The LFS sold me a 'serpent star' that the more info I see online doesn't really look like one. I saw a brittle star in a different store today, and mine has spines exactly like that except the central disc is striped - its yellowish green. I've been trying to get a good pic to ID but it hides from me.

Yesterday's readings:
NO3 - 20
NO2 - 0
KH - 120
pH - 8.4
NH3/NH4 - 0
Ca2 - 480
PO4 - 0.5
SG - 1.21
81 deg. F

I used treated tap water to start the tank and D.O. water for changes since then.


----------



## River (Aug 27, 2007)

I just caught the serpent star on camera, and posted a couple pics in the aquarium section, along with an ID thread in the Reef/Invert section.


----------



## onefish2fish (Jul 22, 2008)

the algaes feeding off the nitrate and phosphates. sometimes with alot of algae present you wont see an accurate reading of the two because the algae has been using them. 

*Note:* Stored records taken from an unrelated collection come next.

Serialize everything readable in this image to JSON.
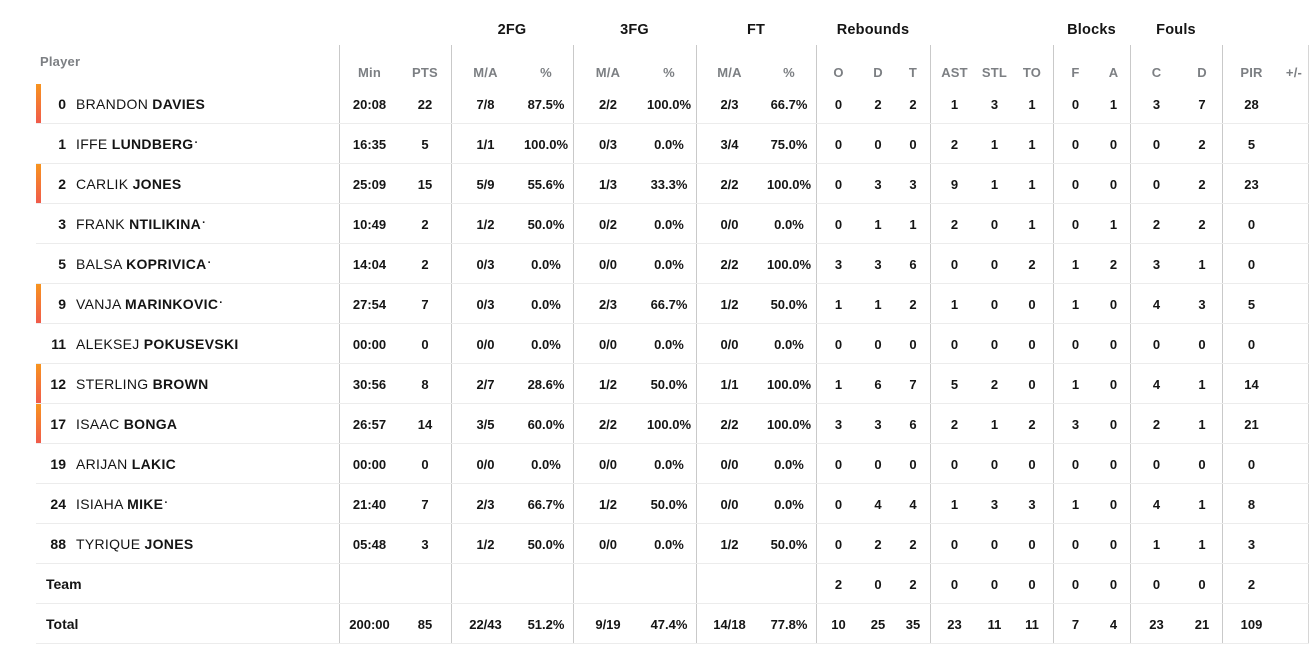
{
  "colors": {
    "on_court_bar_top": "#F7941E",
    "on_court_bar_bottom": "#F0594C",
    "header_gray": "#7c7f83",
    "divider_gray": "#c9c9c9",
    "row_line_gray": "#ececec"
  },
  "table": {
    "groups": {
      "fg2": "2FG",
      "fg3": "3FG",
      "ft": "FT",
      "rebounds": "Rebounds",
      "blocks": "Blocks",
      "fouls": "Fouls"
    },
    "columns": {
      "player": "Player",
      "min": "Min",
      "pts": "PTS",
      "ma": "M/A",
      "pct": "%",
      "reb_o": "O",
      "reb_d": "D",
      "reb_t": "T",
      "ast": "AST",
      "stl": "STL",
      "to": "TO",
      "blk_f": "F",
      "blk_a": "A",
      "foul_c": "C",
      "foul_d": "D",
      "pir": "PIR",
      "plus_minus": "+/-"
    },
    "rows": [
      {
        "type": "player",
        "number": "0",
        "first": "BRANDON",
        "last": "DAVIES",
        "dot": "",
        "on_court": true,
        "min": "20:08",
        "pts": "22",
        "fg2_ma": "7/8",
        "fg2_pct": "87.5%",
        "fg3_ma": "2/2",
        "fg3_pct": "100.0%",
        "ft_ma": "2/3",
        "ft_pct": "66.7%",
        "reb_o": "0",
        "reb_d": "2",
        "reb_t": "2",
        "ast": "1",
        "stl": "3",
        "to": "1",
        "blk_f": "0",
        "blk_a": "1",
        "foul_c": "3",
        "foul_d": "7",
        "pir": "28",
        "plus_minus": ""
      },
      {
        "type": "player",
        "number": "1",
        "first": "IFFE",
        "last": "LUNDBERG",
        "dot": "·",
        "on_court": false,
        "min": "16:35",
        "pts": "5",
        "fg2_ma": "1/1",
        "fg2_pct": "100.0%",
        "fg3_ma": "0/3",
        "fg3_pct": "0.0%",
        "ft_ma": "3/4",
        "ft_pct": "75.0%",
        "reb_o": "0",
        "reb_d": "0",
        "reb_t": "0",
        "ast": "2",
        "stl": "1",
        "to": "1",
        "blk_f": "0",
        "blk_a": "0",
        "foul_c": "0",
        "foul_d": "2",
        "pir": "5",
        "plus_minus": ""
      },
      {
        "type": "player",
        "number": "2",
        "first": "CARLIK",
        "last": "JONES",
        "dot": "",
        "on_court": true,
        "min": "25:09",
        "pts": "15",
        "fg2_ma": "5/9",
        "fg2_pct": "55.6%",
        "fg3_ma": "1/3",
        "fg3_pct": "33.3%",
        "ft_ma": "2/2",
        "ft_pct": "100.0%",
        "reb_o": "0",
        "reb_d": "3",
        "reb_t": "3",
        "ast": "9",
        "stl": "1",
        "to": "1",
        "blk_f": "0",
        "blk_a": "0",
        "foul_c": "0",
        "foul_d": "2",
        "pir": "23",
        "plus_minus": ""
      },
      {
        "type": "player",
        "number": "3",
        "first": "FRANK",
        "last": "NTILIKINA",
        "dot": "·",
        "on_court": false,
        "min": "10:49",
        "pts": "2",
        "fg2_ma": "1/2",
        "fg2_pct": "50.0%",
        "fg3_ma": "0/2",
        "fg3_pct": "0.0%",
        "ft_ma": "0/0",
        "ft_pct": "0.0%",
        "reb_o": "0",
        "reb_d": "1",
        "reb_t": "1",
        "ast": "2",
        "stl": "0",
        "to": "1",
        "blk_f": "0",
        "blk_a": "1",
        "foul_c": "2",
        "foul_d": "2",
        "pir": "0",
        "plus_minus": ""
      },
      {
        "type": "player",
        "number": "5",
        "first": "BALSA",
        "last": "KOPRIVICA",
        "dot": "·",
        "on_court": false,
        "min": "14:04",
        "pts": "2",
        "fg2_ma": "0/3",
        "fg2_pct": "0.0%",
        "fg3_ma": "0/0",
        "fg3_pct": "0.0%",
        "ft_ma": "2/2",
        "ft_pct": "100.0%",
        "reb_o": "3",
        "reb_d": "3",
        "reb_t": "6",
        "ast": "0",
        "stl": "0",
        "to": "2",
        "blk_f": "1",
        "blk_a": "2",
        "foul_c": "3",
        "foul_d": "1",
        "pir": "0",
        "plus_minus": ""
      },
      {
        "type": "player",
        "number": "9",
        "first": "VANJA",
        "last": "MARINKOVIC",
        "dot": "·",
        "on_court": true,
        "min": "27:54",
        "pts": "7",
        "fg2_ma": "0/3",
        "fg2_pct": "0.0%",
        "fg3_ma": "2/3",
        "fg3_pct": "66.7%",
        "ft_ma": "1/2",
        "ft_pct": "50.0%",
        "reb_o": "1",
        "reb_d": "1",
        "reb_t": "2",
        "ast": "1",
        "stl": "0",
        "to": "0",
        "blk_f": "1",
        "blk_a": "0",
        "foul_c": "4",
        "foul_d": "3",
        "pir": "5",
        "plus_minus": ""
      },
      {
        "type": "player",
        "number": "11",
        "first": "ALEKSEJ",
        "last": "POKUSEVSKI",
        "dot": "",
        "on_court": false,
        "min": "00:00",
        "pts": "0",
        "fg2_ma": "0/0",
        "fg2_pct": "0.0%",
        "fg3_ma": "0/0",
        "fg3_pct": "0.0%",
        "ft_ma": "0/0",
        "ft_pct": "0.0%",
        "reb_o": "0",
        "reb_d": "0",
        "reb_t": "0",
        "ast": "0",
        "stl": "0",
        "to": "0",
        "blk_f": "0",
        "blk_a": "0",
        "foul_c": "0",
        "foul_d": "0",
        "pir": "0",
        "plus_minus": ""
      },
      {
        "type": "player",
        "number": "12",
        "first": "STERLING",
        "last": "BROWN",
        "dot": "",
        "on_court": true,
        "min": "30:56",
        "pts": "8",
        "fg2_ma": "2/7",
        "fg2_pct": "28.6%",
        "fg3_ma": "1/2",
        "fg3_pct": "50.0%",
        "ft_ma": "1/1",
        "ft_pct": "100.0%",
        "reb_o": "1",
        "reb_d": "6",
        "reb_t": "7",
        "ast": "5",
        "stl": "2",
        "to": "0",
        "blk_f": "1",
        "blk_a": "0",
        "foul_c": "4",
        "foul_d": "1",
        "pir": "14",
        "plus_minus": ""
      },
      {
        "type": "player",
        "number": "17",
        "first": "ISAAC",
        "last": "BONGA",
        "dot": "",
        "on_court": true,
        "min": "26:57",
        "pts": "14",
        "fg2_ma": "3/5",
        "fg2_pct": "60.0%",
        "fg3_ma": "2/2",
        "fg3_pct": "100.0%",
        "ft_ma": "2/2",
        "ft_pct": "100.0%",
        "reb_o": "3",
        "reb_d": "3",
        "reb_t": "6",
        "ast": "2",
        "stl": "1",
        "to": "2",
        "blk_f": "3",
        "blk_a": "0",
        "foul_c": "2",
        "foul_d": "1",
        "pir": "21",
        "plus_minus": ""
      },
      {
        "type": "player",
        "number": "19",
        "first": "ARIJAN",
        "last": "LAKIC",
        "dot": "",
        "on_court": false,
        "min": "00:00",
        "pts": "0",
        "fg2_ma": "0/0",
        "fg2_pct": "0.0%",
        "fg3_ma": "0/0",
        "fg3_pct": "0.0%",
        "ft_ma": "0/0",
        "ft_pct": "0.0%",
        "reb_o": "0",
        "reb_d": "0",
        "reb_t": "0",
        "ast": "0",
        "stl": "0",
        "to": "0",
        "blk_f": "0",
        "blk_a": "0",
        "foul_c": "0",
        "foul_d": "0",
        "pir": "0",
        "plus_minus": ""
      },
      {
        "type": "player",
        "number": "24",
        "first": "ISIAHA",
        "last": "MIKE",
        "dot": "·",
        "on_court": false,
        "min": "21:40",
        "pts": "7",
        "fg2_ma": "2/3",
        "fg2_pct": "66.7%",
        "fg3_ma": "1/2",
        "fg3_pct": "50.0%",
        "ft_ma": "0/0",
        "ft_pct": "0.0%",
        "reb_o": "0",
        "reb_d": "4",
        "reb_t": "4",
        "ast": "1",
        "stl": "3",
        "to": "3",
        "blk_f": "1",
        "blk_a": "0",
        "foul_c": "4",
        "foul_d": "1",
        "pir": "8",
        "plus_minus": ""
      },
      {
        "type": "player",
        "number": "88",
        "first": "TYRIQUE",
        "last": "JONES",
        "dot": "",
        "on_court": false,
        "min": "05:48",
        "pts": "3",
        "fg2_ma": "1/2",
        "fg2_pct": "50.0%",
        "fg3_ma": "0/0",
        "fg3_pct": "0.0%",
        "ft_ma": "1/2",
        "ft_pct": "50.0%",
        "reb_o": "0",
        "reb_d": "2",
        "reb_t": "2",
        "ast": "0",
        "stl": "0",
        "to": "0",
        "blk_f": "0",
        "blk_a": "0",
        "foul_c": "1",
        "foul_d": "1",
        "pir": "3",
        "plus_minus": ""
      },
      {
        "type": "team",
        "label": "Team",
        "min": "",
        "pts": "",
        "fg2_ma": "",
        "fg2_pct": "",
        "fg3_ma": "",
        "fg3_pct": "",
        "ft_ma": "",
        "ft_pct": "",
        "reb_o": "2",
        "reb_d": "0",
        "reb_t": "2",
        "ast": "0",
        "stl": "0",
        "to": "0",
        "blk_f": "0",
        "blk_a": "0",
        "foul_c": "0",
        "foul_d": "0",
        "pir": "2",
        "plus_minus": ""
      },
      {
        "type": "total",
        "label": "Total",
        "min": "200:00",
        "pts": "85",
        "fg2_ma": "22/43",
        "fg2_pct": "51.2%",
        "fg3_ma": "9/19",
        "fg3_pct": "47.4%",
        "ft_ma": "14/18",
        "ft_pct": "77.8%",
        "reb_o": "10",
        "reb_d": "25",
        "reb_t": "35",
        "ast": "23",
        "stl": "11",
        "to": "11",
        "blk_f": "7",
        "blk_a": "4",
        "foul_c": "23",
        "foul_d": "21",
        "pir": "109",
        "plus_minus": ""
      }
    ]
  }
}
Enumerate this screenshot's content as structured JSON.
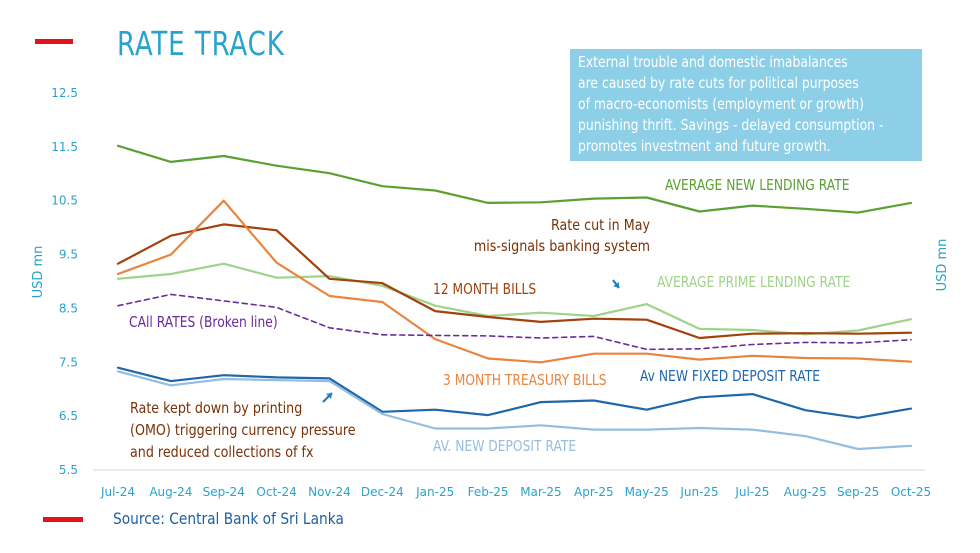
{
  "title": "RATE TRACK",
  "source": "Source: Central Bank of Sri Lanka",
  "info_box": "External trouble and domestic imabalances\nare caused by rate cuts for political purposes\nof macro-economists (employment or growth)\npunishing thrift. Savings - delayed consumption -\npromotes investment and future growth.",
  "colors": {
    "title": "#29a3cc",
    "accent_red": "#e0141b",
    "info_box": "#8ecfe8",
    "axis_text": "#29a3cc"
  },
  "chart_data": {
    "type": "line",
    "categories": [
      "Jul-24",
      "Aug-24",
      "Sep-24",
      "Oct-24",
      "Nov-24",
      "Dec-24",
      "Jan-25",
      "Feb-25",
      "Mar-25",
      "Apr-25",
      "May-25",
      "Jun-25",
      "Jul-25",
      "Aug-25",
      "Sep-25",
      "Oct-25"
    ],
    "ylabel_left": "USD mn",
    "ylabel_right": "USD mn",
    "ylim": [
      5.5,
      12.5
    ],
    "yticks": [
      "12.5",
      "11.5",
      "10.5",
      "9.5",
      "8.5",
      "7.5",
      "6.5",
      "5.5"
    ],
    "grid": false,
    "series": [
      {
        "name": "AVERAGE NEW LENDING RATE",
        "color": "#5aa032",
        "dashed": false,
        "width": 2.2,
        "values": [
          11.52,
          11.22,
          11.33,
          11.15,
          11.01,
          10.77,
          10.69,
          10.46,
          10.47,
          10.54,
          10.56,
          10.3,
          10.41,
          10.35,
          10.28,
          10.46
        ]
      },
      {
        "name": "AVERAGE PRIME LENDING RATE",
        "color": "#9fd389",
        "dashed": false,
        "width": 2.2,
        "values": [
          9.05,
          9.14,
          9.33,
          9.07,
          9.1,
          8.92,
          8.55,
          8.36,
          8.42,
          8.36,
          8.58,
          8.12,
          8.1,
          8.02,
          8.09,
          8.3
        ]
      },
      {
        "name": "12 MONTH BILLS",
        "color": "#a4410b",
        "dashed": false,
        "width": 2.2,
        "values": [
          9.33,
          9.85,
          10.06,
          9.95,
          9.05,
          8.97,
          8.45,
          8.34,
          8.25,
          8.31,
          8.29,
          7.95,
          8.03,
          8.04,
          8.03,
          8.05
        ]
      },
      {
        "name": "3 MONTH TREASURY BILLS",
        "color": "#e8843d",
        "dashed": false,
        "width": 2.2,
        "values": [
          9.14,
          9.5,
          10.5,
          9.35,
          8.73,
          8.62,
          7.93,
          7.57,
          7.5,
          7.66,
          7.66,
          7.55,
          7.62,
          7.58,
          7.57,
          7.51
        ]
      },
      {
        "name": "CAll RATES (Broken line)",
        "color": "#6a2c9a",
        "dashed": true,
        "width": 1.6,
        "values": [
          8.55,
          8.76,
          8.64,
          8.52,
          8.14,
          8.01,
          8.0,
          7.99,
          7.95,
          7.98,
          7.74,
          7.75,
          7.83,
          7.87,
          7.86,
          7.92
        ]
      },
      {
        "name": "Av NEW FIXED DEPOSIT RATE",
        "color": "#1f67a8",
        "dashed": false,
        "width": 2.2,
        "values": [
          7.4,
          7.15,
          7.26,
          7.22,
          7.2,
          6.58,
          6.62,
          6.52,
          6.76,
          6.79,
          6.62,
          6.85,
          6.91,
          6.61,
          6.47,
          6.64
        ]
      },
      {
        "name": "AV. NEW DEPOSIT RATE",
        "color": "#95bde0",
        "dashed": false,
        "width": 2.2,
        "values": [
          7.33,
          7.07,
          7.19,
          7.17,
          7.15,
          6.54,
          6.27,
          6.27,
          6.33,
          6.25,
          6.25,
          6.28,
          6.25,
          6.13,
          5.89,
          5.95
        ]
      }
    ],
    "annotations": [
      {
        "text": "Rate cut in May",
        "color": "#7a3208"
      },
      {
        "text": "mis-signals banking system",
        "color": "#7a3208"
      },
      {
        "text": "Rate kept down by printing",
        "color": "#7a3208"
      },
      {
        "text": "(OMO) triggering currency pressure",
        "color": "#7a3208"
      },
      {
        "text": "and reduced collections of fx",
        "color": "#7a3208"
      }
    ]
  }
}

what and how often do you feed? certain foods should be pre-rinsed with alittle R/O or tank water and drained prior to feeding. another problem may be over feeding.


----------



## River (Aug 27, 2007)

I've been feeding 1/2 cube of the Formula One Prime Reef daily for the clowns, although everyone comes out to play at feeding time. I did a 10% water change last night and will wait a couple days before doing another. I just bought a d.o. filter so that's a step in the right direction (before I was buying buckets from the LFS).


----------